Politiquement, la Chine cherche à promouvoir le multilatéralisme face à une Amérique qui le déchire méthodiquement à belles dents depuis 30 ans. Elle diffuse des valeurs attractives : l’appel à la « construction d’une communauté d’avenir partagé pour l’humanité » la promotion de l’égalité, de l’avantage mutuel, ainsi que la coopération gagnant-gagnant. Surtout, OBOR se présente comme une route d’échanges entre les civilisations alors que cela planète n’a jamais été aussi crispée.

Le marché chinois est évidemment crucial pour un pays comme le notre mais il est vrai que la Chine doit donner des gages concrets pour combattre le flot des critiques (qui ne sont pas toutes infondées) sur ses pratiques déloyales. Sa récente loi sur les investissements des capitaux étrangers doit permettre la protection des droits de propriété intellectuelle, l’interdiction du recours à des moyens administratifs pour forcer les firmes étrangères à transférer des technologies, et la fin des interférences gouvernementales qui alimentent la méfiance des investisseurs étrangers. Certains domaines semblent toutefois encore exclus de son domaine d’application (mines, agriculture et industrie manufacturière).

Depuis 1978, c’est plus qu’une révolution qu’a réussi la Chine. C’est la marque d’un très grand pragmatisme, d’une capacité hors du commun à gérer les masses et à anticiper les évolutions du monde. La Chine est sortie de sa gangue puis de sa chrysalide et c’est aujourd’hui un fascinant papillon qui déploie ses ailes. L’enjeu pour elle désormais, est de parvenir à maintenir un contrôle social suffisant et un esprit collectif fort, tout en permettant un développement économique croissant pour sa population et une libéralisation politique et sociale qui ne détruise pas pour autant le cœur de la « sinitude » et la force collective chinoise.

Seules les relations équilibrées permettent une coexistence harmonieuse. Les autres survivent un temps, puis se tendent et se rompent généralement dans la violence et le mépris. Je crois à des relations internationales pacifiées par le pragmatisme, le dialogue et le souci de l’équilibre et de l’équité. De ce point de vue, l’idée d’un mode de relation « gagnant-gagnant » (qui ne signifie d’ailleurs pas 50/50) mais un équilibre où chacun considère qu’il a gagné suffisamment et perdu ce qu’il pouvait perdre, est la voie de l’amélioration des coopérations internationales. La moralisation et l’idéologie ne produisent que des désastres humains et de l’insécurité collective.
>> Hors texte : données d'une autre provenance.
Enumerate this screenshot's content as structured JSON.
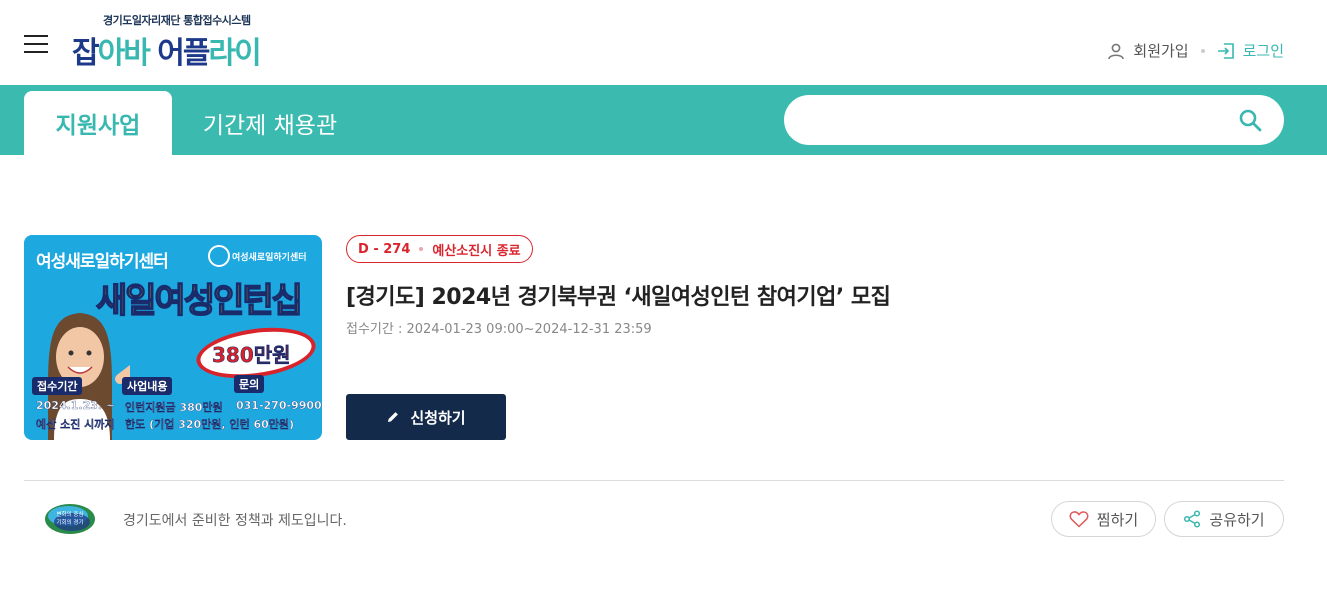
{
  "header": {
    "logo_subtitle": "경기도일자리재단 통합접수시스템",
    "logo_parts": [
      "잡",
      "아바",
      " 어플",
      "라이"
    ],
    "signup_label": "회원가입",
    "login_label": "로그인"
  },
  "nav": {
    "tabs": [
      {
        "label": "지원사업",
        "active": true
      },
      {
        "label": "기간제 채용관",
        "active": false
      }
    ],
    "search": {
      "value": "",
      "placeholder": ""
    }
  },
  "listing": {
    "image": {
      "center_name": "여성새로일하기센터",
      "logo_text": "여성새로일하기센터",
      "headline": "새일여성인턴십",
      "amount": "380만원",
      "labels": [
        "접수기간",
        "사업내용",
        "문의"
      ],
      "period_lines": [
        "2024.1.23. ~",
        "예산 소진 시까지"
      ],
      "content_lines": [
        "인턴지원금 380만원",
        "한도 (기업 320만원, 인턴 60만원)"
      ],
      "contact": "031-270-9900"
    },
    "dday": "D - 274",
    "status": "예산소진시 종료",
    "title": "[경기도] 2024년 경기북부권 ‘새일여성인턴 참여기업’ 모집",
    "period_label": "접수기간 :",
    "period_value": "2024-01-23 09:00~2024-12-31 23:59",
    "apply_label": "신청하기"
  },
  "footer": {
    "logo_lines": [
      "변화의 중심",
      "기회의 경기"
    ],
    "description": "경기도에서 준비한 정책과 제도입니다.",
    "like_label": "찜하기",
    "share_label": "공유하기"
  },
  "colors": {
    "primary_teal": "#3bbab0",
    "navy": "#142a4a",
    "alert_red": "#d9262e"
  },
  "icons": [
    "menu-icon",
    "user-icon",
    "login-icon",
    "search-icon",
    "pencil-icon",
    "heart-icon",
    "share-icon"
  ]
}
Tandis que le littéralisme et le dogmatisme font tant de ravages dans la compréhension et la gestion de la conflictualité mondiale, il est difficile de ne pas se réjouir d’une ambition visant à développer, selon les propres mots du président chinois, un « nouveau modèle de relations mettant en valeur, la coopération plutôt que la confrontation, le respect plutôt que la rivalité et le gagnant-gagnant plutôt que l’avidité ».